23.05.2006:Pernod Ricard wants to grow bigger on the global market of champagne. The pastis giant from Southern France, that last year acquired the brands Mumm and Perrier-Jouët with Allied Domecq, at the moment is the top four, but the ambition is to grow bigger. According to the manager of the Martell, Mumm and Perrier-Jouët-department of Pernod the objective is to make it to become second (currently held by Chanoine Boizel Champagne after buying Lanson International last year). Number one is a rather big step up: At the moment LVMH delivers 17,4 percent of the champagne drunk in the world. Pernod delivers a - in comparison - humble 3,3 percent.
23.05.2006: Reims Management School has decided to develop a professorship in champagne. The manager of the school, Francois Bonvalet, says, that the position is to be used to develop necessary research within the fields business strategy, marketing and consumer behaviour connected with the champagne business of the region. The bubbly industry directly emplys more than 10.000 people and annually sells for more than four billion euros. Known grandes marques such as Moët & Chandon, Krug, Pommery and Veuve Clicquot support the new institute financially.
25.05.2006: France is working intensely to move into the huge and growing market in China, said several ministers who participated in the Vinexpo-exhibition in Hong Kong according to the winemagazine Decanter. Apart from campaigns in supermarkets, the aim of which is to present French products for the Chinese consumers, the initiative also covers education, partnerships and help to plant vineyards on a experimental basis. The objective of all this is to increase the knowledge of French wine in China as the biggest market for wine in Asia, and with an import expected to double to two million boxes by 2010. The depressed French wineindustry is not alone, also the big houses in Champagne are extremely focused on the Asian markets because of their big potential.

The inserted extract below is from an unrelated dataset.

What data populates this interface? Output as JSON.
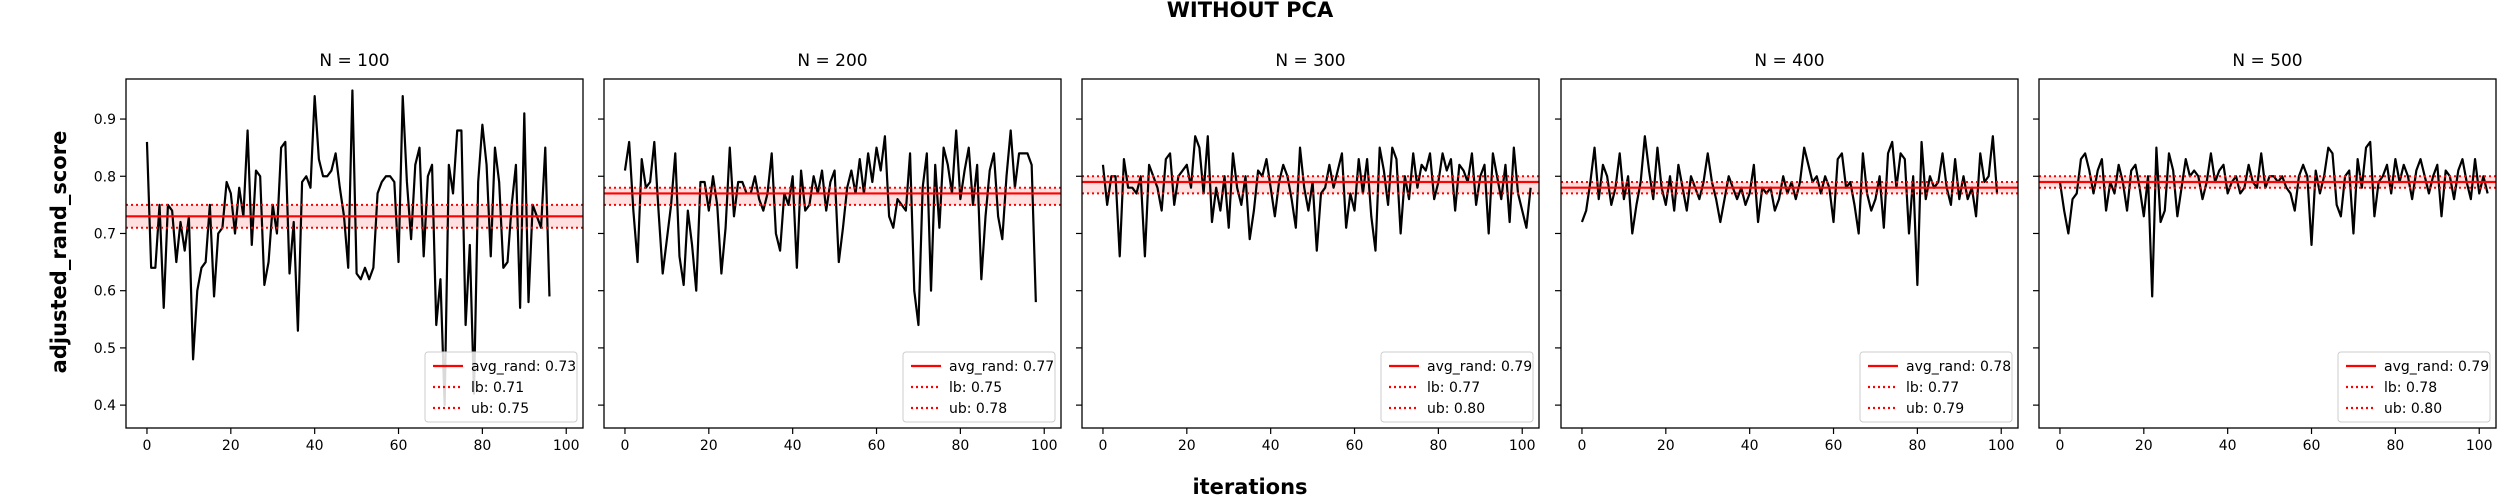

25.05.2006: The house of Jacquart presented its latest prestige cuvée at the Vinexpo in Hongkong. It is called Katarina, and is is sold in a clear, voluptuous bottle with references to the Art Nouveau-style, popular during the Belle Epoque in the end of the 19. century. A time where some especially sinful places in Paris literally flowed with champagne. Katarina is a blend of 60 percent Pinot Noir, 35 percent Chardonnay and five percent Meunier and has matured seks years in the caves of Jacquart. Cuvée Katarina is described as fresh and youthful, with notes of white flowers, abricot and pear and with a very, long after-taste.